La rabia me posee, me consume, se derrama en cada movimiento. La sangre salpica mi rostro, mis manos, mi pecho, pero no me importa. No me basta. Lo apuñalo por cada golpe que recibimos, por cada noche de hambre, por cada vez que nos dejó a la deriva sin importar si vivíamos o moríamos. Lo apuñalo por cada vez que nos usó como cebo, por cada vida que nos obligó a arrebatar con nuestras propias manos.

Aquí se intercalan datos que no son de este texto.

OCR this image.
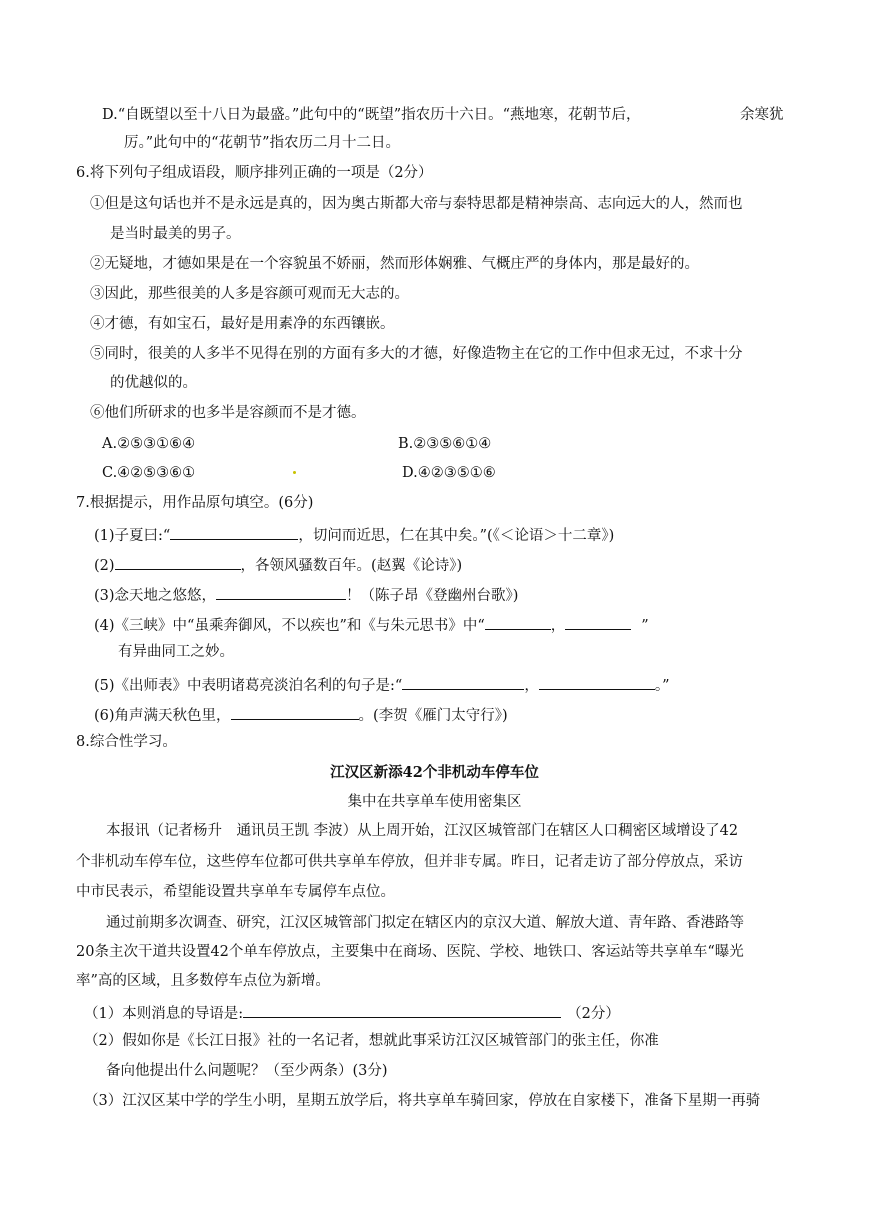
D.“自既望以至十八日为最盛。”此句中的“既望”指农历十六日。“燕地寒，花朝节后，	余寒犹
厉。”此句中的“花朝节”指农历二月十二日。
6.将下列句子组成语段，顺序排列正确的一项是（2分）
①但是这句话也并不是永远是真的，因为奥古斯都大帝与泰特思都是精神崇高、志向远大的人，然而也
是当时最美的男子。
②无疑地，才德如果是在一个容貌虽不娇丽，然而形体娴雅、气概庄严的身体内，那是最好的。
③因此，那些很美的人多是容颜可观而无大志的。
④才德，有如宝石，最好是用素净的东西镶嵌。
⑤同时，很美的人多半不见得在别的方面有多大的才德，好像造物主在它的工作中但求无过，不求十分
的优越似的。
⑥他们所研求的也多半是容颜而不是才德。
A.②⑤③①⑥④	B.②③⑤⑥①④
C.④②⑤③⑥①	D.④②③⑤①⑥
7.根据提示，用作品原句填空。(6分)
(1)子夏曰:“	，切问而近思，仁在其中矣。”(《＜论语＞十二章》)
(2)	，各领风骚数百年。(赵翼《论诗》)
(3)念天地之悠悠，	！（陈子昂《登幽州台歌》)
(4)《三峡》中“虽乘奔御风，不以疾也”和《与朱元思书》中“	，	”
有异曲同工之妙。
(5)《出师表》中表明诸葛亮淡泊名利的句子是:“	，	。”
(6)角声满天秋色里，	。(李贺《雁门太守行》)
8.综合性学习。
江汉区新添42个非机动车停车位
集中在共享单车使用密集区
本报讯（记者杨升　通讯员王凯 李波）从上周开始，江汉区城管部门在辖区人口稠密区域增设了42
个非机动车停车位，这些停车位都可供共享单车停放，但并非专属。昨日，记者走访了部分停放点，采访
中市民表示，希望能设置共享单车专属停车点位。
通过前期多次调查、研究，江汉区城管部门拟定在辖区内的京汉大道、解放大道、青年路、香港路等
20条主次干道共设置42个单车停放点，主要集中在商场、医院、学校、地铁口、客运站等共享单车“曝光
率”高的区域，且多数停车点位为新增。
（1）本则消息的导语是:	（2分）
（2）假如你是《长江日报》社的一名记者，想就此事采访江汉区城管部门的张主任，你准
备向他提出什么问题呢？（至少两条）(3分)
（3）江汉区某中学的学生小明，星期五放学后，将共享单车骑回家，停放在自家楼下，准备下星期一再骑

Mi furia se convierte en mi única existencia. Su piel ya no es piel, es una prisión que destruyo, un castigo que desgarro hasta que su carne es irreconocible. No me detengo hasta que su cuerpo deja de moverse, hasta que su último aliento burbujea en su garganta y sus ojos vidriosos me miran sin vida. Con un esfuerzo agónico, mueve los labios en un susurro apenas audible.
—Eres mi viva imagen… qué orgullo…
Sus palabras me golpean como un martillazo, rompiendo algo dentro de mí. Mi mano se alza una vez más y, sin dudarlo, entierro el cuchillo hasta el fondo de su pecho, arrancándole lo último de vida.

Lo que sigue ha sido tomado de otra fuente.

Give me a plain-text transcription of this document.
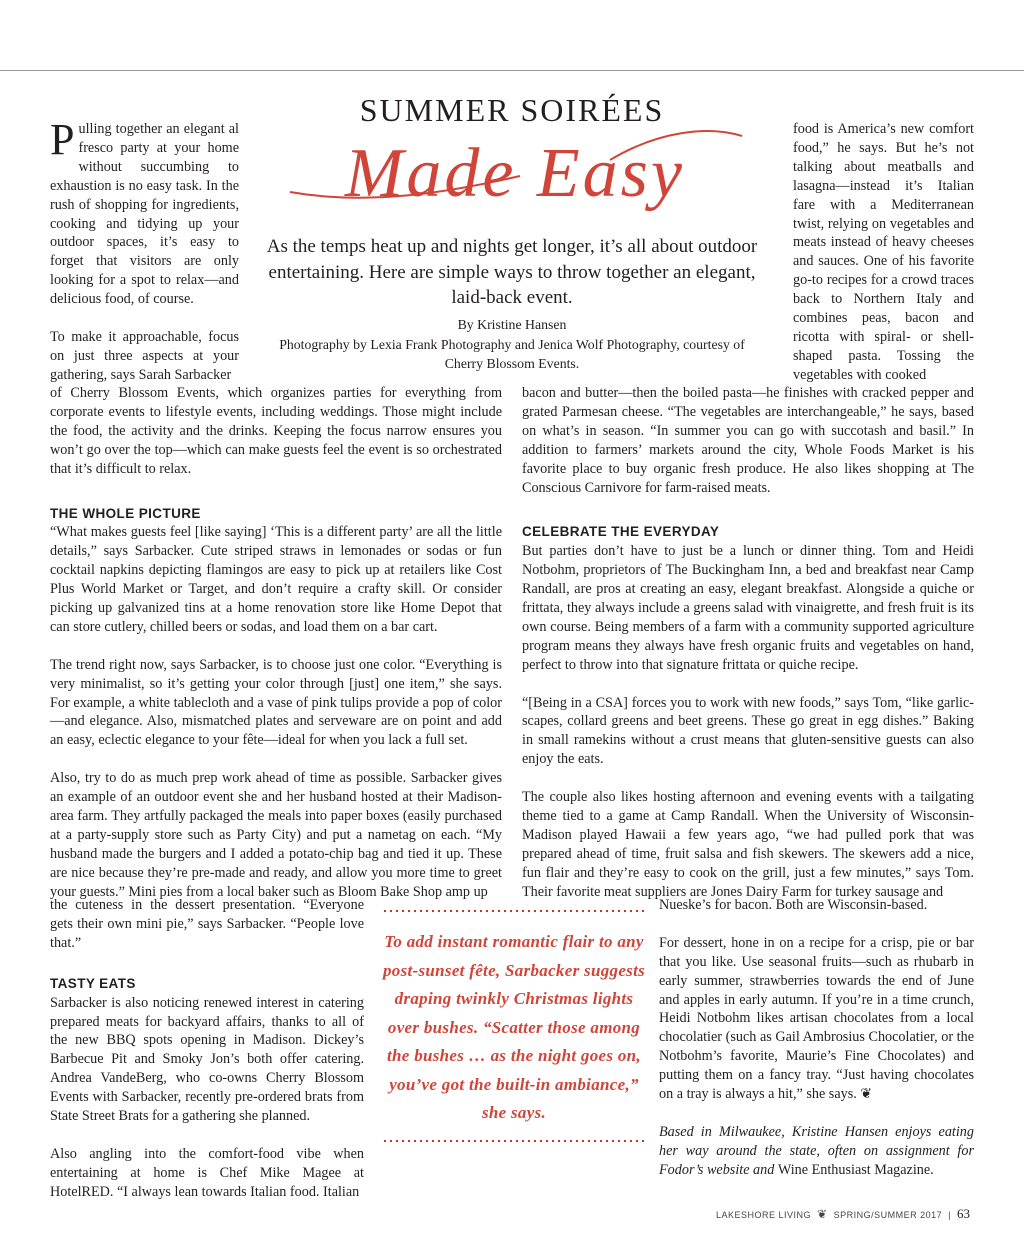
SUMMER SOIRÉES
Made Easy
As the temps heat up and nights get longer, it’s all about outdoor entertaining. Here are simple ways to throw together an elegant, laid-back event.
By Kristine Hansen
Photography by Lexia Frank Photography and Jenica Wolf Photography, courtesy of Cherry Blossom Events.

Pulling together an elegant al fresco party at your home without succumbing to exhaustion is no easy task. In the rush of shopping for ingredients, cooking and tidying up your outdoor spaces, it’s easy to forget that visitors are only looking for a spot to relax—and delicious food, of course.

To make it approachable, focus on just three aspects at your gathering, says Sarah Sarbacker

of Cherry Blossom Events, which organizes parties for everything from corporate events to lifestyle events, including weddings. Those might include the food, the activity and the drinks. Keeping the focus narrow ensures you won’t go over the top—which can make guests feel the event is so orchestrated that it’s difficult to relax.

THE WHOLE PICTURE

“What makes guests feel [like saying] ‘This is a different party’ are all the little details,” says Sarbacker. Cute striped straws in lemonades or sodas or fun cocktail napkins depicting flamingos are easy to pick up at retailers like Cost Plus World Market or Target, and don’t require a crafty skill. Or consider picking up galvanized tins at a home renovation store like Home Depot that can store cutlery, chilled beers or sodas, and load them on a bar cart.

The trend right now, says Sarbacker, is to choose just one color. “Everything is very minimalist, so it’s getting your color through [just] one item,” she says. For example, a white tablecloth and a vase of pink tulips provide a pop of color—and elegance. Also, mismatched plates and serveware are on point and add an easy, eclectic elegance to your fête—ideal for when you lack a full set.

Also, try to do as much prep work ahead of time as possible. Sarbacker gives an example of an outdoor event she and her husband hosted at their Madison-area farm. They artfully packaged the meals into paper boxes (easily purchased at a party-supply store such as Party City) and put a nametag on each. “My husband made the burgers and I added a potato-chip bag and tied it up. These are nice because they’re pre-made and ready, and allow you more time to greet your guests.” Mini pies from a local baker such as Bloom Bake Shop amp up

the cuteness in the dessert presentation. “Everyone gets their own mini pie,” says Sarbacker. “People love that.”

TASTY EATS

Sarbacker is also noticing renewed interest in catering prepared meats for backyard affairs, thanks to all of the new BBQ spots opening in Madison. Dickey’s Barbecue Pit and Smoky Jon’s both offer catering. Andrea VandeBerg, who co-owns Cherry Blossom Events with Sarbacker, recently pre-ordered brats from State Street Brats for a gathering she planned.

Also angling into the comfort-food vibe when entertaining at home is Chef Mike Magee at HotelRED. “I always lean towards Italian food. Italian

food is America’s new comfort food,” he says. But he’s not talking about meatballs and lasagna—instead it’s Italian fare with a Mediterranean twist, relying on vegetables and meats instead of heavy cheeses and sauces. One of his favorite go-to recipes for a crowd traces back to Northern Italy and combines peas, bacon and ricotta with spiral- or shell-shaped pasta. Tossing the vegetables with cooked

bacon and butter—then the boiled pasta—he finishes with cracked pepper and grated Parmesan cheese. “The vegetables are interchangeable,” he says, based on what’s in season. “In summer you can go with succotash and basil.” In addition to farmers’ markets around the city, Whole Foods Market is his favorite place to buy organic fresh produce. He also likes shopping at The Conscious Carnivore for farm-raised meats.

CELEBRATE THE EVERYDAY

But parties don’t have to just be a lunch or dinner thing. Tom and Heidi Notbohm, proprietors of The Buckingham Inn, a bed and breakfast near Camp Randall, are pros at creating an easy, elegant breakfast. Alongside a quiche or frittata, they always include a greens salad with vinaigrette, and fresh fruit is its own course. Being members of a farm with a community supported agriculture program means they always have fresh organic fruits and vegetables on hand, perfect to throw into that signature frittata or quiche recipe.

“[Being in a CSA] forces you to work with new foods,” says Tom, “like garlic-scapes, collard greens and beet greens. These go great in egg dishes.” Baking in small ramekins without a crust means that gluten-sensitive guests can also enjoy the eats.

The couple also likes hosting afternoon and evening events with a tailgating theme tied to a game at Camp Randall. When the University of Wisconsin-Madison played Hawaii a few years ago, “we had pulled pork that was prepared ahead of time, fruit salsa and fish skewers. The skewers add a nice, fun flair and they’re easy to cook on the grill, just a few minutes,” says Tom. Their favorite meat suppliers are Jones Dairy Farm for turkey sausage and

Nueske’s for bacon. Both are Wisconsin-based.

For dessert, hone in on a recipe for a crisp, pie or bar that you like. Use seasonal fruits—such as rhubarb in early summer, strawberries towards the end of June and apples in early autumn. If you’re in a time crunch, Heidi Notbohm likes artisan chocolates from a local chocolatier (such as Gail Ambrosius Chocolatier, or the Notbohm’s favorite, Maurie’s Fine Chocolates) and putting them on a fancy tray. “Just having chocolates on a tray is always a hit,” she says. ❦

Based in Milwaukee, Kristine Hansen enjoys eating her way around the state, often on assignment for Fodor’s website and Wine Enthusiast Magazine.

To add instant romantic flair to any post-sunset fête, Sarbacker suggests draping twinkly Christmas lights over bushes. “Scatter those among the bushes … as the night goes on, you’ve got the built-in ambiance,” she says.
LAKESHORE LIVING ❦ SPRING/SUMMER 2017 | 63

Mi respiración es errática. Mi cuerpo, cubierto de sangre. Lo miro por última vez, pero ya no hay nada. Nada de él. Nada de mí.

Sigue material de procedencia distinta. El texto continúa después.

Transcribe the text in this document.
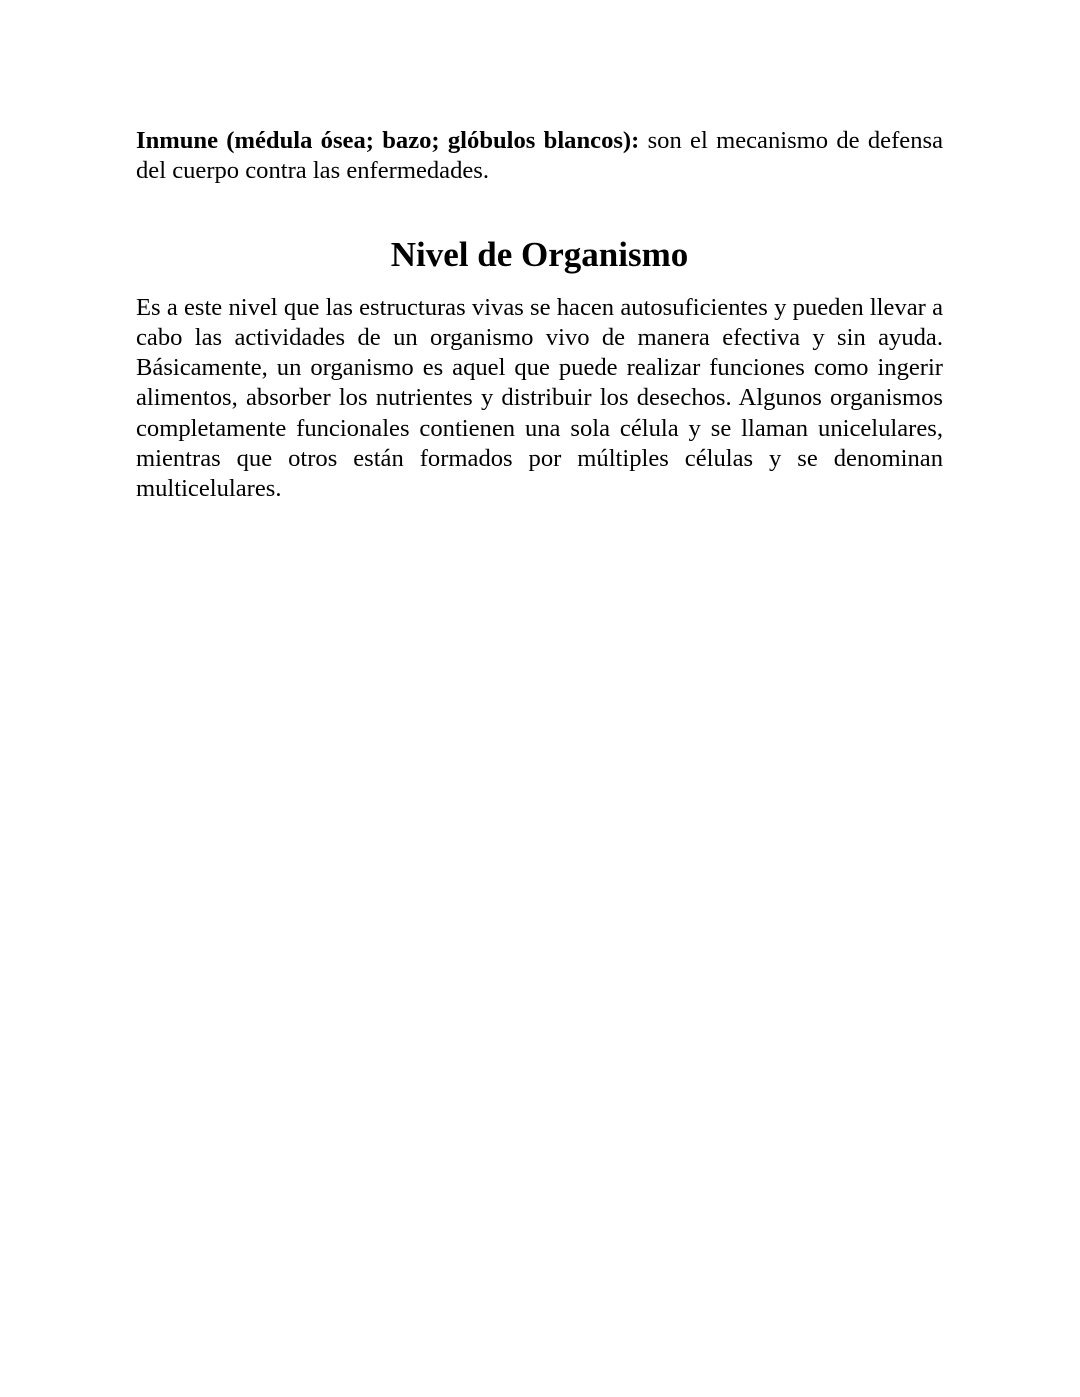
Inmune (médula ósea; bazo; glóbulos blancos): son el mecanismo de defensa del cuerpo contra las enfermedades.

Nivel de Organismo

Es a este nivel que las estructuras vivas se hacen autosuficientes y pueden llevar a cabo las actividades de un organismo vivo de manera efectiva y sin ayuda. Básicamente, un organismo es aquel que puede realizar funciones como ingerir alimentos, absorber los nutrientes y distribuir los desechos. Algunos organismos completamente funcionales contienen una sola célula y se llaman unicelulares, mientras que otros están formados por múltiples células y se denominan multicelulares.
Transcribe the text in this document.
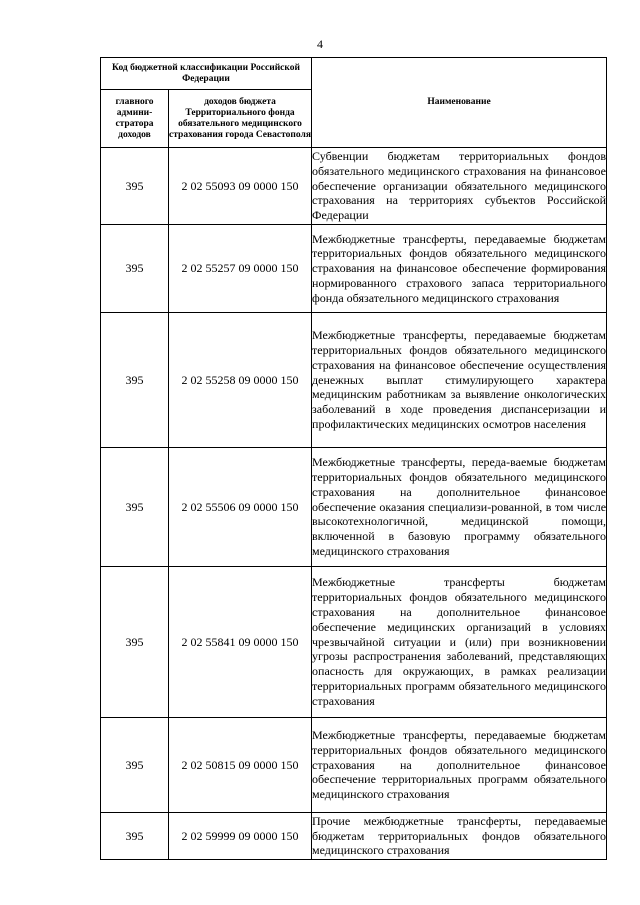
4
Код бюджетной классификации Российской Федерации		Наименование
главного админи-стратора доходов	доходов бюджета Территориального фонда обязательного медицинского страхования города Севастополя	
395	2 02 55093 09 0000 150	Субвенции бюджетам территориальных фондов обязательного медицинского страхования на финансовое обеспечение организации обязательного медицинского страхования на территориях субъектов Российской Федерации
395	2 02 55257 09 0000 150	Межбюджетные трансферты, передаваемые бюджетам территориальных фондов обязательного медицинского страхования на финансовое обеспечение формирования нормированного страхового запаса территориального фонда обязательного медицинского страхования
395	2 02 55258 09 0000 150	Межбюджетные трансферты, передаваемые бюджетам территориальных фондов обязательного медицинского страхования на финансовое обеспечение осуществления денежных выплат стимулирующего характера медицинским работникам за выявление онкологических заболеваний в ходе проведения диспансеризации и профилактических медицинских осмотров населения
395	2 02 55506 09 0000 150	Межбюджетные трансферты, переда-ваемые бюджетам территориальных фондов обязательного медицинского страхования на дополнительное финансовое обеспечение оказания специализи-рованной, в том числе высокотехнологичной, медицинской помощи, включенной в базовую программу обязательного медицинского страхования
395	2 02 55841 09 0000 150	Межбюджетные трансферты бюджетам территориальных фондов обязательного медицинского страхования на дополнительное финансовое обеспечение медицинских организаций в условиях чрезвычайной ситуации и (или) при возникновении угрозы распространения заболеваний, представляющих опасность для окружающих, в рамках реализации территориальных программ обязательного медицинского страхования
395	2 02 50815 09 0000 150	Межбюджетные трансферты, передаваемые бюджетам территориальных фондов обязательного медицинского страхования на дополнительное финансовое обеспечение территориальных программ обязательного медицинского страхования
395	2 02 59999 09 0000 150	Прочие межбюджетные трансферты, передаваемые бюджетам территориальных фондов обязательного медицинского страхования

Solo entonces, jadeando y temblando, la furia comienza a desvanecerse y el mundo vuelve a tomar forma.
Alzo la mirada y veo a Astrid, inmóvil en el suelo.
Mi pecho se contrae con un terror diferente, un miedo que no tiene nada que ver con el hombre muerto a mis pies.
Me acerco a ella de rodillas, con las manos cubiertas de sangre, y la tomo entre mis brazos.
—Perdóname —susurro, con la voz rota—. Perdóname por dejarte sola.
Las lágrimas nublan mi vista mientras me aferro a ella. Su piel está fría, su respiración es débil. No puedo perderla. No después de todo.
—Lucha, As. Por favor, lucha. Te voy a salvar. Voy a encontrar un curandero, voy a hacer lo que sea. Pero no me dejes.
Mis sollozos llenan la cabaña, mezclándose con el silencio de la muerte.
No permitiré que ella sea otra de nuestras pérdidas. Mi cuerpo se mueve solo, frenético, buscando algo, cualquier cosa que pueda ayudarme a sacarla de aquí. Con manos temblorosas recojo una manta, la envuelvo con cuidado y reviso desesperada la cabaña hasta encontrar un viejo carro de madera. Apenas me importa si se tambalea, solo necesito llevar a Astrid lejos de este lugar antes de que sea demasiado tarde.